Drake took a hand off the wheel and ran it back over his scalp, feeling the close-cropped hair he’d gradually been losing since his midtwenties. Like his father he was built thick through the shoulders, with long legs and the thin, angular bones that had been passed down through their family for generations. “People still talk about it. That’s all I’m saying.”
“What people?”
“Silver Lake, the whole town.”
“I never thought I’d be going back there.”
“Well, I don’t know where you thought you’d be. We had to sell a lot of the land just to hold on to the house.”
“I never asked you to go back there.”
“I never asked you to get thrown in prison.”
His father shifted, then looked behind him, reaching for something out of the cardboard box in the backseat. “I’m not proud of what I did but at the time it seemed like the only option.” He was sitting in the seat again, holding open a thin folder. “Loo
k,” he said. “I saved them, every one I could find. Even the ones that had my name in them.”
Drake looked over at the clippings and then looked away. Some from before his father had gotten into trouble, some from years afterward. All of them he’d seen before and he knew they told something about Drake’s past that he really didn’t care for, that he wasn’t proud of, but that he’d done because he’d thought at the time it would mean something.
Drake felt nauseous just thinking about those years. All he’d given up to come home and deal with his father’s debts. A basketball scholarship to Arizona he’d had to leave behind. All the time he’d spent trying to make up for his father’s crimes. To earn the name back. It wasn’t Drake’s fault. None of it was, and that point—most important to Drake now—had only recently occurred to him. Still, he had to remind himself that he was living for himself. For his wife, Sheri. He was living his own life in a way he hadn’t for many years. And now with Patrick sitting beside him, trying to reawaken all the old memories, all the things that had occurred in the past, Drake knew he needed to look to the future.
“They’re all here,” Patrick said, holding a clipping up for Drake to see. “Even the newspaper articles from Arizona, from when you played basketball.”
“Why would you keep those?”
“So I don’t forget.”
“Sometimes things are better forgotten.”
Patrick paused, looking down at the clipping in his hand. Even with his eyes on the road, Drake couldn’t help but notice. “I don’t plan on making any problems for you,” Patrick said. “Not anymore.”

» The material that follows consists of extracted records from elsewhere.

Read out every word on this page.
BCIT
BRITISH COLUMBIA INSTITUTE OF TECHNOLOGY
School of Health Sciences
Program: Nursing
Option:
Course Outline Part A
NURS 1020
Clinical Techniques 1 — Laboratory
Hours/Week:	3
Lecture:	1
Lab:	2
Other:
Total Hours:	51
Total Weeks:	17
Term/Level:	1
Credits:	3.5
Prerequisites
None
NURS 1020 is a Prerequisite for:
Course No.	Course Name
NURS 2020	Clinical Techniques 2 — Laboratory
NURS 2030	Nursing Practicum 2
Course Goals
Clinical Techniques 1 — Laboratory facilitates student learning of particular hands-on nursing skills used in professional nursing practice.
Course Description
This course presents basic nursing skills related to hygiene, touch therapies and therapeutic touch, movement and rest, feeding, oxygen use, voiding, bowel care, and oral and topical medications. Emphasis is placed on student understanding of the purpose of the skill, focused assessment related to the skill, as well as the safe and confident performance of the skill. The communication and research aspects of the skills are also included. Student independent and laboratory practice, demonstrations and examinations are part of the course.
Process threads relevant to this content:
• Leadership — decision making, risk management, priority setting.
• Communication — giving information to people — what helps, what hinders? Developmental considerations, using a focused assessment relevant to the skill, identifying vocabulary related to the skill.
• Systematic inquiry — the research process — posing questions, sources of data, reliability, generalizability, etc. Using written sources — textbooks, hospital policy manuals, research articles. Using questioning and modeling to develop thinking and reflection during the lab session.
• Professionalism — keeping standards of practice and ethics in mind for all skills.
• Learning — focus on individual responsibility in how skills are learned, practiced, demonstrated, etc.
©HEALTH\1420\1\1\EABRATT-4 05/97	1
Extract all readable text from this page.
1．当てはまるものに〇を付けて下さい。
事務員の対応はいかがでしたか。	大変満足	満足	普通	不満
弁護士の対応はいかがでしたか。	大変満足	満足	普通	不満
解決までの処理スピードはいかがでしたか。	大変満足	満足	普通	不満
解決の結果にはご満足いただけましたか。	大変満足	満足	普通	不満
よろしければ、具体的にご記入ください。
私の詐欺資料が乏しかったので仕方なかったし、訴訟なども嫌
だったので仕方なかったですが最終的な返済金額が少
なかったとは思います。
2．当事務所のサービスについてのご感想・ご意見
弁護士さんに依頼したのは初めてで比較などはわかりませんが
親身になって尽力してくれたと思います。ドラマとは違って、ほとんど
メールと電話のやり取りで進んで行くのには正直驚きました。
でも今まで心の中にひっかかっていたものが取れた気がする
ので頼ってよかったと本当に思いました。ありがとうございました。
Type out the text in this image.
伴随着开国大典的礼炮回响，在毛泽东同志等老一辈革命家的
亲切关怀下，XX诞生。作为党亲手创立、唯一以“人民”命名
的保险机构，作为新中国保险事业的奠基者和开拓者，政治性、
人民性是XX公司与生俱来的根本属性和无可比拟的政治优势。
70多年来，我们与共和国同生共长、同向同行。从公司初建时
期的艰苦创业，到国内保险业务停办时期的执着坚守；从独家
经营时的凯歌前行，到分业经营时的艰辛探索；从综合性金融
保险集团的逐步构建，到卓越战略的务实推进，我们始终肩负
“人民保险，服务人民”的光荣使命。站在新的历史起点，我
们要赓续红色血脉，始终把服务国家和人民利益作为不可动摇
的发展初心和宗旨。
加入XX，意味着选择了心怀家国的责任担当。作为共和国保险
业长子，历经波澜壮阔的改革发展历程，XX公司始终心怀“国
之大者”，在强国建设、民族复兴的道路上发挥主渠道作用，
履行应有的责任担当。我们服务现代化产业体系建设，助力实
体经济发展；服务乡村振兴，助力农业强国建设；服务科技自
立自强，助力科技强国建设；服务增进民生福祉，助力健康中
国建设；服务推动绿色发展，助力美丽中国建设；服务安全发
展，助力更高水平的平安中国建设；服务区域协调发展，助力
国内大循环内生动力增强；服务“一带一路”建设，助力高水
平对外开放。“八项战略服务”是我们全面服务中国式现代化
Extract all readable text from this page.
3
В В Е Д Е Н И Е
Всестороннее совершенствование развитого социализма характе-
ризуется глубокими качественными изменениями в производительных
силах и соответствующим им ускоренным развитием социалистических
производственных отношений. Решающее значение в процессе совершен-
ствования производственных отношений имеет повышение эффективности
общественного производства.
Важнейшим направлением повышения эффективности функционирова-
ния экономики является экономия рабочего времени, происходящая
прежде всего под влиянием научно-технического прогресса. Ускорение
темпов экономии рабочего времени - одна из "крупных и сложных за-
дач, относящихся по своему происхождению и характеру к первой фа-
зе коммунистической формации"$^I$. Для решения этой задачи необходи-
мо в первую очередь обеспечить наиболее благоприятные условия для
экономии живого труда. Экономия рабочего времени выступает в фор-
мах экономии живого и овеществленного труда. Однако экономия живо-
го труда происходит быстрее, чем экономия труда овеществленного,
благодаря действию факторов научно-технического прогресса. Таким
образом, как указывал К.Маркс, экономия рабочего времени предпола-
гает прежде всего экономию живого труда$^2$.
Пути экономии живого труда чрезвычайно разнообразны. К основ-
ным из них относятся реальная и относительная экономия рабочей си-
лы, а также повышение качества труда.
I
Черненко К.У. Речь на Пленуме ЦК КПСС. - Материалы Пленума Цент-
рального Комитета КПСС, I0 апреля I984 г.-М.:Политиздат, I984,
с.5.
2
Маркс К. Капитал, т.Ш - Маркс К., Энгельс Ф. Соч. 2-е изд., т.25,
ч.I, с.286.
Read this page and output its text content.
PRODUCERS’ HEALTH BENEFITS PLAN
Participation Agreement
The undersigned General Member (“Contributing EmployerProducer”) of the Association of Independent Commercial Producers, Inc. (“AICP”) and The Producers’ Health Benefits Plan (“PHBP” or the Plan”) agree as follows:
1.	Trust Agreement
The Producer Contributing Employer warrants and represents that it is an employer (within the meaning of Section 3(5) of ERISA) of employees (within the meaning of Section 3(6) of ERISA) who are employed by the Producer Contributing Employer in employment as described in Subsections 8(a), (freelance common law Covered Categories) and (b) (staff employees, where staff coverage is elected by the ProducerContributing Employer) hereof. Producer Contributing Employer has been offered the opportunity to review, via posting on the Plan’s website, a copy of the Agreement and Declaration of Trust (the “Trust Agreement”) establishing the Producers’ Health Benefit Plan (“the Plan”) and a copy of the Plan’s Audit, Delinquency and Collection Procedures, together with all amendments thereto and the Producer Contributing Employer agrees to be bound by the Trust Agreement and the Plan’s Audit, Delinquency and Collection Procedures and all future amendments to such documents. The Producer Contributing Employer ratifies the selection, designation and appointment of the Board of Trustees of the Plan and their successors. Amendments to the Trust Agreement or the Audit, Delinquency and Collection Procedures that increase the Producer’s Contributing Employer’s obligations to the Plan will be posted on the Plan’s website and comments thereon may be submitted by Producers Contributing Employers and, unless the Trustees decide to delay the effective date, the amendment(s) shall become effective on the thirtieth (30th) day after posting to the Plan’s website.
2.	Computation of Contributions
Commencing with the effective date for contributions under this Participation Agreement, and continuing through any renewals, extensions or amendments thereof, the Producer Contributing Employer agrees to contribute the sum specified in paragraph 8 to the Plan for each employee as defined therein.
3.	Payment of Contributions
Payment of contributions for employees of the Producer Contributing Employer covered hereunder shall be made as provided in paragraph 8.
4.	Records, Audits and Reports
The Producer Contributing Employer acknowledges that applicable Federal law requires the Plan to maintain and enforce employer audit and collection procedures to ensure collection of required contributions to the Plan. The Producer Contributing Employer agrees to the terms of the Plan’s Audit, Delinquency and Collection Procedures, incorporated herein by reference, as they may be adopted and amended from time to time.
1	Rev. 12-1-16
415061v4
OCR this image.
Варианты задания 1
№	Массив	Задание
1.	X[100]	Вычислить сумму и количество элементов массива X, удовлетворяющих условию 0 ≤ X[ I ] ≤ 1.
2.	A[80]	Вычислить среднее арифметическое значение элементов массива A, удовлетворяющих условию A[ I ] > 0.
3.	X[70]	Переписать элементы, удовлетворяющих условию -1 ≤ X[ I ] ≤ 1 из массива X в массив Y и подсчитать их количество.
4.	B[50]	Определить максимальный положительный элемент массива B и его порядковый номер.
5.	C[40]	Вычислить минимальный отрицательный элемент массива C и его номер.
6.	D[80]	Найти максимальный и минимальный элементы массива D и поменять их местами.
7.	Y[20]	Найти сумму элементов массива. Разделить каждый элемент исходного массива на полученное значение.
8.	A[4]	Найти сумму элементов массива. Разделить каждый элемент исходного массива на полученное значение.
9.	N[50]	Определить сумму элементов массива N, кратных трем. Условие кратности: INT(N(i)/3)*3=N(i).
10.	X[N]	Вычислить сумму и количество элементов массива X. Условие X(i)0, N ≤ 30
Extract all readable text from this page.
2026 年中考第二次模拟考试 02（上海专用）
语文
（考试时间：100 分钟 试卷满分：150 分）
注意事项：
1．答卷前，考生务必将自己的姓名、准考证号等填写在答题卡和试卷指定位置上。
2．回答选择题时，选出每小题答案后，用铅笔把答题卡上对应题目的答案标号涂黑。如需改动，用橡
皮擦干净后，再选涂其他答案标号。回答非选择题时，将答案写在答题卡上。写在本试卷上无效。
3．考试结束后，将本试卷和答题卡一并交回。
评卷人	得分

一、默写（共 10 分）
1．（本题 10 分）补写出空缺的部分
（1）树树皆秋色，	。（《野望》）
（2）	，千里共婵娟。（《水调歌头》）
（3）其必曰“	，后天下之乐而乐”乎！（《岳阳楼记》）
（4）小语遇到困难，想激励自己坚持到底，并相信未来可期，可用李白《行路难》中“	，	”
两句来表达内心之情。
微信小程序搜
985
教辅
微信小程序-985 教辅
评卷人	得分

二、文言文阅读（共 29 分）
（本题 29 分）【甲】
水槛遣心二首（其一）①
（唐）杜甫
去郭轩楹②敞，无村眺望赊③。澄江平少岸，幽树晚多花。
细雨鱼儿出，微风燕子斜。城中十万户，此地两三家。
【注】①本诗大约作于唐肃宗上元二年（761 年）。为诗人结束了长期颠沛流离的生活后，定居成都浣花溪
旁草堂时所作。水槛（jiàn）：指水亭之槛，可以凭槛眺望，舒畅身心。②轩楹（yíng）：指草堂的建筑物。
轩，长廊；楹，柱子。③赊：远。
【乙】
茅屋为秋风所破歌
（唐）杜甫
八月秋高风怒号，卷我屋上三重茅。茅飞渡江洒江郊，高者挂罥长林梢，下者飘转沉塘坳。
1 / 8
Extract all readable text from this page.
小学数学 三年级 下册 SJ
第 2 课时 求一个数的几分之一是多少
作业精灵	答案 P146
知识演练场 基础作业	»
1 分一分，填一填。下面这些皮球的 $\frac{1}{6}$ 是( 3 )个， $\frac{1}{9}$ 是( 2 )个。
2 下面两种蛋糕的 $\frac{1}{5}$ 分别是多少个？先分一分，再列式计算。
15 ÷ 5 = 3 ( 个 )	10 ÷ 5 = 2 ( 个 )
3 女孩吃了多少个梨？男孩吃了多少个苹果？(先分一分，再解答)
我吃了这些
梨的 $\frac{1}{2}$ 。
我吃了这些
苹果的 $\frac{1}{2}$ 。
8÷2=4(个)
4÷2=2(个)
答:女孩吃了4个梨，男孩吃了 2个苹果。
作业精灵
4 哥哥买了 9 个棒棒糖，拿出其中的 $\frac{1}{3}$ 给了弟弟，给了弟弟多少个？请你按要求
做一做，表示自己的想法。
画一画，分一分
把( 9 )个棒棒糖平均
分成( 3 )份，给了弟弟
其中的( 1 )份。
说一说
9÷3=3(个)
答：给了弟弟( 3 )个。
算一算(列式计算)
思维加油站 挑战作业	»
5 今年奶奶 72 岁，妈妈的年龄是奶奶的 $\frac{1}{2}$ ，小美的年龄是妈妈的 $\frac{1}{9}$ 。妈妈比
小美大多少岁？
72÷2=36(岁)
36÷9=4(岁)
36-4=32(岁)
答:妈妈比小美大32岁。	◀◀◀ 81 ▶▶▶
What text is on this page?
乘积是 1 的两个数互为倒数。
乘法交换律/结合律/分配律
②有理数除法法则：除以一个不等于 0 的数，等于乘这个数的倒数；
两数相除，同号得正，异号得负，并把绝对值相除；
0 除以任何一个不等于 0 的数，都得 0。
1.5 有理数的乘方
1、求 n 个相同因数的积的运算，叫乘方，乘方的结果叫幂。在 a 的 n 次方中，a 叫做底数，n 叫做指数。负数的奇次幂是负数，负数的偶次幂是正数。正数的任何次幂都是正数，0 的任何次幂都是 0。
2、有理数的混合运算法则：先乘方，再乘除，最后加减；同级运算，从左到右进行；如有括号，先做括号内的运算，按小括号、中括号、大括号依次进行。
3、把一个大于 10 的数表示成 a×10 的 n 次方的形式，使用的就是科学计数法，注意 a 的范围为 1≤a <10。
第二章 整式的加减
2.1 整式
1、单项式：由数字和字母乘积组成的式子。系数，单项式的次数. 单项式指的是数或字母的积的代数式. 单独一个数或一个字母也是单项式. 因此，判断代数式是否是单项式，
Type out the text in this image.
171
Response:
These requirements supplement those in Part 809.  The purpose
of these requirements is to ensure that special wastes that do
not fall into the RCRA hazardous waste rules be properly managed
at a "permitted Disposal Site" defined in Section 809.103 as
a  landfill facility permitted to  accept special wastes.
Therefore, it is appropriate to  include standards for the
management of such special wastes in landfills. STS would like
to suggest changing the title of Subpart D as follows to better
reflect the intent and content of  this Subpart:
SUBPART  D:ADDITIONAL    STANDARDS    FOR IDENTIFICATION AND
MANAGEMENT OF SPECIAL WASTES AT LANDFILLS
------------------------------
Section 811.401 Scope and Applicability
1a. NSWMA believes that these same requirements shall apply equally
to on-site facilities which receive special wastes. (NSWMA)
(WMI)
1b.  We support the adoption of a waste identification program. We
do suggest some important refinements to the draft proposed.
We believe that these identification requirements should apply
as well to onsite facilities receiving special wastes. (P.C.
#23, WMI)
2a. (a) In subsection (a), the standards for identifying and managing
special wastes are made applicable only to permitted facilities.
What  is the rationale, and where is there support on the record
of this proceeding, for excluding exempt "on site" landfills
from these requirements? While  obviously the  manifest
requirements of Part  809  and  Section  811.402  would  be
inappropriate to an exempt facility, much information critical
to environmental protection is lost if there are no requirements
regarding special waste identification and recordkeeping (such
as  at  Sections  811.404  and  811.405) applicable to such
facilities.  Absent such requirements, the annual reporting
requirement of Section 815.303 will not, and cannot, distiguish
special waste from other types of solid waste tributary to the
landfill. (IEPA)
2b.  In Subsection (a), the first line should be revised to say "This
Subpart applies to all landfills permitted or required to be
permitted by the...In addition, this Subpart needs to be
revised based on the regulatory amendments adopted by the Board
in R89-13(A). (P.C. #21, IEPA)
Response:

Drake looked over to where his father sat in the car, the green shift of the landscape going by, the backs of houses, run-down and scabbed with paint.
His father closed the folder and put it back with the rest of his possessions. “You don’t need to worry about me,” his father said, his eyes looking to the side mirror as the road went by in a flicker of light. “I just want you to know that I’ll be fine. I want you to know that I have a plan. Whatever I did in the past, it’s covered. You and me are going to be fine.”